Comics: To Wake the Mangog!

Our book today goes by a title Stevereads has already anointed as alluring: To Wake the Mangog! (I added the exclamation point that the book’s own packagers shamefully omitted) – it’s a thick volume in Marvel Comics’ ongoing “Epic Collection” series of color reprints from the archives.

This is the fourth “Epic Collection” of Thor comics, and those four inadvertently serve as a pretty good illustration of how weird this whole reprint line is. Volume One was called The God of Thunder and featured the first twenty-five issues of Thor’s appearance in Journey into Mystery; Volume Two was called A Kingdom Lost and featured a slew of utterly undistinguished 1980s issues written boringly by Mark Gruenwald and drawn boringly by Keith Pollard; and Volume Three was called War of the Pantheons, a great collection of issues from the 1990s written by Tom DeFalco and drawn lovingly by Ron Frenz in full Kirby-homage mode. And because the “Epic Collections” are supposed to be pieces in an enormous ongoing tapestry, the first Thor volume might be #1, but the second is listed as #11 and the third was #16. To Wake the Mangog is still #4, but it’s damn odd. My only hope is that it betokens Marvel’s intention to reprint not only the whole run of Thor but also the whole run of their entire back catalogue. The completeness of it would be nice, even though any collection that features Keith Pollard (or, Odin help us, Larry Leiber) can hardly call itself “epic.”

Actually, that same unevenness is a bit on display even in To Wake the Mangog! (sorry – but it’s Stan Lee at his full throttle – it needs an exclamation point!) The collection starts with the great four-issue storyline that all but defines “epic” in the Thor line, in which the titular creature, the Mangog, a being of incalculable physical power (the strength of a billion billion beings!), assaults Asgard, the home of the Norse gods. And almost missing a step (there’s a reprint issue – remember those? – of Thor’s first appearance in Journey into Mystery), the collection moves on to a somewhat disjointed story that finds Thor caught between the world-devouring Galactus and the sentient planet Ego – certainly doesn’t get much more “epic” than that (except maybe for the great two-part Doctor Strange story in which the Earth is destroyed and then reconstituted, with only the Doctor remembering it – but we’ll get to the fantastic Gene Colan Doctor Strange again in good time here at Stevereads).

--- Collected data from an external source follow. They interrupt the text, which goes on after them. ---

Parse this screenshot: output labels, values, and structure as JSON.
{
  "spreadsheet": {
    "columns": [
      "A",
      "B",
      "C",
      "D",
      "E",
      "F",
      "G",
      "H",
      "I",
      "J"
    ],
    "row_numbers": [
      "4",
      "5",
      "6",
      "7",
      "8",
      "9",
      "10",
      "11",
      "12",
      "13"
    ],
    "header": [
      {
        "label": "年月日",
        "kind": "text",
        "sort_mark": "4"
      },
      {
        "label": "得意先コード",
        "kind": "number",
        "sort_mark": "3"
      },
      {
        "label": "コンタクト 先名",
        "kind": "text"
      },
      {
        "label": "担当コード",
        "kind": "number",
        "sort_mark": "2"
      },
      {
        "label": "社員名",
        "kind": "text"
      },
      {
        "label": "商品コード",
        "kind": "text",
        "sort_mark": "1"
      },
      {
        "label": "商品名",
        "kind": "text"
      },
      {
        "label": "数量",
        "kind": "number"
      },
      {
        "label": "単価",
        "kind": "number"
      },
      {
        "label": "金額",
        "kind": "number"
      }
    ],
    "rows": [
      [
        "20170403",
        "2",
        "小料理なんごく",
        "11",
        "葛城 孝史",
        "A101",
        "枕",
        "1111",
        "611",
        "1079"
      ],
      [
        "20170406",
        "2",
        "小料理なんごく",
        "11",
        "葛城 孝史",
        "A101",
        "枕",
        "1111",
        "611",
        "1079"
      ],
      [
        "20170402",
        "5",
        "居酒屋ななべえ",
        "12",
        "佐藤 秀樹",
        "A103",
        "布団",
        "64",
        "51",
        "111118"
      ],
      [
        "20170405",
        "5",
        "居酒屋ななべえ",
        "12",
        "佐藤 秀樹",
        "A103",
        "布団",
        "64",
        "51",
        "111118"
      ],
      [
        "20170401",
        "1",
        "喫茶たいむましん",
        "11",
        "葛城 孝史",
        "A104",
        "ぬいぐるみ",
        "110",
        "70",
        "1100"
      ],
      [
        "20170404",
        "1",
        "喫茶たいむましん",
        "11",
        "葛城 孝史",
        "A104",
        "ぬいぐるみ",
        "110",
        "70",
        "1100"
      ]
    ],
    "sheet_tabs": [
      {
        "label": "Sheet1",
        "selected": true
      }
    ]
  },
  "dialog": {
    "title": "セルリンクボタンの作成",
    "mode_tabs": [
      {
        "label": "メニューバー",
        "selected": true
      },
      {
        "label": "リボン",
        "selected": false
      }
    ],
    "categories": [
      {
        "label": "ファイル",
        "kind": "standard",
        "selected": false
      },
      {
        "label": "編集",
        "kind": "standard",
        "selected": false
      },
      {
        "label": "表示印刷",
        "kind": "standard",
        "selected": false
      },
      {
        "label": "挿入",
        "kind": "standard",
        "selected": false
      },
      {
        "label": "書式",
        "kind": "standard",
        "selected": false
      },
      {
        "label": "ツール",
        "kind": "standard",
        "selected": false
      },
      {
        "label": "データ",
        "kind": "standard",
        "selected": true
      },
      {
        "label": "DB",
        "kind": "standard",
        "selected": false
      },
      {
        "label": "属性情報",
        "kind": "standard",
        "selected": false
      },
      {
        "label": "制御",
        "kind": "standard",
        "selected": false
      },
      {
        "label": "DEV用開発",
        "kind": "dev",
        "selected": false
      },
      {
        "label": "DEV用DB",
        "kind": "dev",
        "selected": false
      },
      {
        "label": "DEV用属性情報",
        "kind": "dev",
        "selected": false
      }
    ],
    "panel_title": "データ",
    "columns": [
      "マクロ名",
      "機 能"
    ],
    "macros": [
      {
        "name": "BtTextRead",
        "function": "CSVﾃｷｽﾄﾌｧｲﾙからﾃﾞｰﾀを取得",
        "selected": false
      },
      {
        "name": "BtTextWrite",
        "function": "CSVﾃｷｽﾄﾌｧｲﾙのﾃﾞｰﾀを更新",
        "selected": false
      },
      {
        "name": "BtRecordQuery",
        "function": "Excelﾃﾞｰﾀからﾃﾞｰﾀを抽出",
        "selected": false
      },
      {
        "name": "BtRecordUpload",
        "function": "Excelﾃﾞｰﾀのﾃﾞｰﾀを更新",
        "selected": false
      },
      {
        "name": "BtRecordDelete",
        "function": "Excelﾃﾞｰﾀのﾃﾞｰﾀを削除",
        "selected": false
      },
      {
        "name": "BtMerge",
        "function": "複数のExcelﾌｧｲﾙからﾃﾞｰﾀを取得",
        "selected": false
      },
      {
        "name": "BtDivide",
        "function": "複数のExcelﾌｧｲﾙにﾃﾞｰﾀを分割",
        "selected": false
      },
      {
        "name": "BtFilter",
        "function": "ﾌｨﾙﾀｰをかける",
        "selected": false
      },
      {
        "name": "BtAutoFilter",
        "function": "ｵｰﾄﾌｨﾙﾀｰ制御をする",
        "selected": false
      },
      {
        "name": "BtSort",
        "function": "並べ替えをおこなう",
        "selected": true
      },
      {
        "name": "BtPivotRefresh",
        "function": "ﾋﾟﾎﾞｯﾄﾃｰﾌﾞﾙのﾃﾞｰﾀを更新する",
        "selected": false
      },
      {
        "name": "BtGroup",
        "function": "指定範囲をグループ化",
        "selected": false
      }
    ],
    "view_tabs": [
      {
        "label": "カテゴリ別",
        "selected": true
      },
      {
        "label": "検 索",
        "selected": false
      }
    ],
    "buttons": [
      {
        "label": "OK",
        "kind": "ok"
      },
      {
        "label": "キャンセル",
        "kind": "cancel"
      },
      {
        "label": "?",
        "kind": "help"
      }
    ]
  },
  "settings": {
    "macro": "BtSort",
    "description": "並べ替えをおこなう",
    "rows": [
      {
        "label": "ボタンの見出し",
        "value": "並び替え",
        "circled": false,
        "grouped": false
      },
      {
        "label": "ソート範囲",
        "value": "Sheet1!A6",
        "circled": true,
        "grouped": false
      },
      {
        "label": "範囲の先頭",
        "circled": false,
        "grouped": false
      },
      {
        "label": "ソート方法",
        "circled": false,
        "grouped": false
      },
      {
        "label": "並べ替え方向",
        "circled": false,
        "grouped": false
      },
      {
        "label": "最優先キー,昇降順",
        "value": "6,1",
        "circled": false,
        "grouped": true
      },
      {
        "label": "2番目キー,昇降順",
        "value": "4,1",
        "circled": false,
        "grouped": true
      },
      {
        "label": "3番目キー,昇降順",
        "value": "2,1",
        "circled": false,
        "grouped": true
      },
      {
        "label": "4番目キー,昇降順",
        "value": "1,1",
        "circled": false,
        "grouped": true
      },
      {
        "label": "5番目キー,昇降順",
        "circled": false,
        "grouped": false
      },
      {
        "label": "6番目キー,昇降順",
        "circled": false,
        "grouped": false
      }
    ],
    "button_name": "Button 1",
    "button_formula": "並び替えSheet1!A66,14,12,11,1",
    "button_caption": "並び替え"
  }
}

He and his Asgardian allies fight Pluto, the Greek god of death, and then there’s an odd interlude-story where the super-powered artificial being called Him decides that he wants to lose his virginity to … Thor’s immortal girlfriend, the goddess Sif. Not even the febrile imagination of Stan Lee attempts to come up with an actual reason for this – he just steams ahead, having Him abduct Sif and spirit her away. It incenses Thor – actually drives him to what Lee calls “The Warrior’s Madness” (oddly, Lee avoids calling it by its actual Viking term of berserker-fury). Even though Sif herself keeps assuring Thor that Him hasn’t harmed her, that Him is just a misunderstood man-child, but it doesn’t matter: Thor is lost in rage:

Speak not to Thor of madness! Speak only of revenge! Revenge! Revenge! Revenge! Such as none who live have ever known! If Balder call me mad, so be it! Of what use is sanity, when naught but power will prevail? And in all the world – save for regal Odin – there be no power to equal mine!

Him manages to escape, and when Thor calms down, he has to face the music for succumbing to the Warrior’s Madness – and the punishment Odin imposes is equally epic: he’s to seek out Galactus again and learn the world-devourer’s origins and intentions. And what Lee serves up is intentionally off-kilter: Thor and Galactus don’t fight – they sit and talk.

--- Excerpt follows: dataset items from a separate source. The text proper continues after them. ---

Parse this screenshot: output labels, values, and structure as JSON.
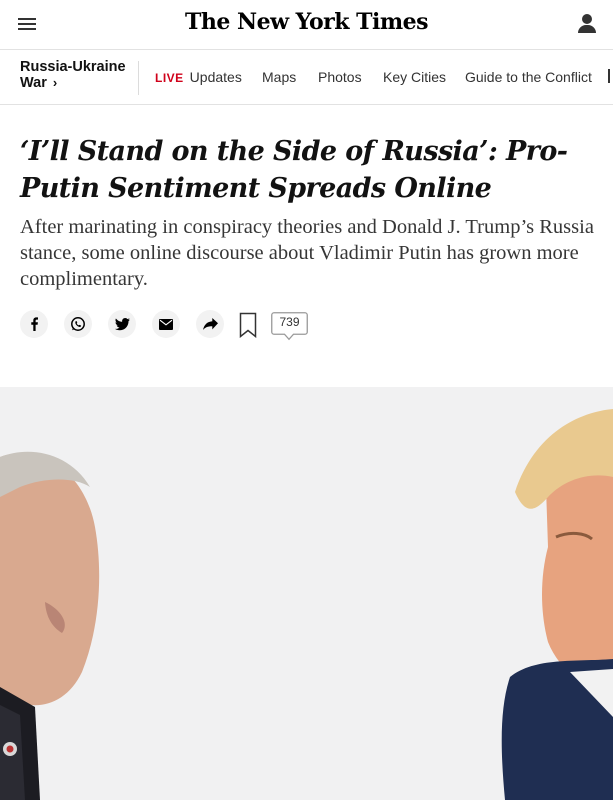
{
  "header": {
    "logo": "The New York Times",
    "menu_icon": "hamburger-menu-icon",
    "account_icon": "account-icon"
  },
  "section_nav": {
    "title_line1": "Russia-Ukraine",
    "title_line2": "War",
    "title_chevron": "›",
    "live_tag": "LIVE",
    "links": [
      "Updates",
      "Maps",
      "Photos",
      "Key Cities",
      "Guide to the Conflict"
    ]
  },
  "article": {
    "headline": "‘I’ll Stand on the Side of Russia’: Pro-Putin Sentiment Spreads Online",
    "summary": "After marinating in conspiracy theories and Donald J. Trump’s Russia stance, some online discourse about Vladimir Putin has grown more complimentary."
  },
  "share_tools": {
    "icons": [
      "facebook-icon",
      "whatsapp-icon",
      "twitter-icon",
      "email-icon",
      "share-arrow-icon",
      "bookmark-icon"
    ],
    "comment_count": "739"
  },
  "colors": {
    "live_red": "#d0021b",
    "text": "#121212",
    "summary_text": "#363636",
    "photo_background": "#f1f1f2"
  }
}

But the rest of the collection falters, and not just because Kirby’s artwork is gradually growing weirder and more disassociated but because Lee’s writing is gradually growing a bit phoned-in. The volume limps to a finish with Thor fighting killer robots and mortal bad guys and only barely manages to finish up with a win by presenting some of Jack Kirby’s original pencil-layouts for some of the pages reprinted earlier.

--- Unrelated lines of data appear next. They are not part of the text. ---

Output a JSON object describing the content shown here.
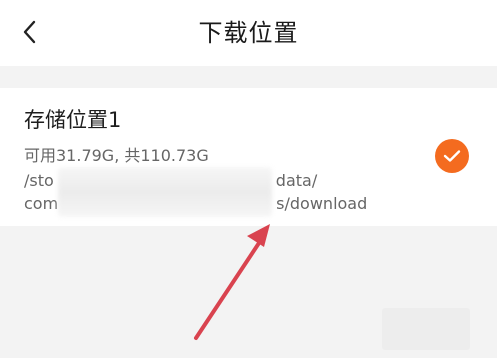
{
  "header": {
    "title": "下载位置",
    "back_icon": "chevron-left-icon"
  },
  "storage": {
    "name": "存储位置1",
    "capacity": "可用31.79G, 共110.73G",
    "path_line1_start": "/sto",
    "path_line1_end": "data/",
    "path_line2_start": "com",
    "path_line2_end": "s/download",
    "selected_icon": "check-icon"
  },
  "colors": {
    "accent": "#f46b1f",
    "annotation_arrow": "#d9434f"
  }
}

Even so, it’s by far the best “Epic Collection” of Thor that’s appeared so far, and it brought me a couple of hours of very warm re-reading. I of course eagerly bought all these individual issues as they first appeared, parting with 12 cents each time and flipping through their pages while my beagles snored all around me, and it quite apart from enjoying the stories all over again, it was nice to be reminded of those days.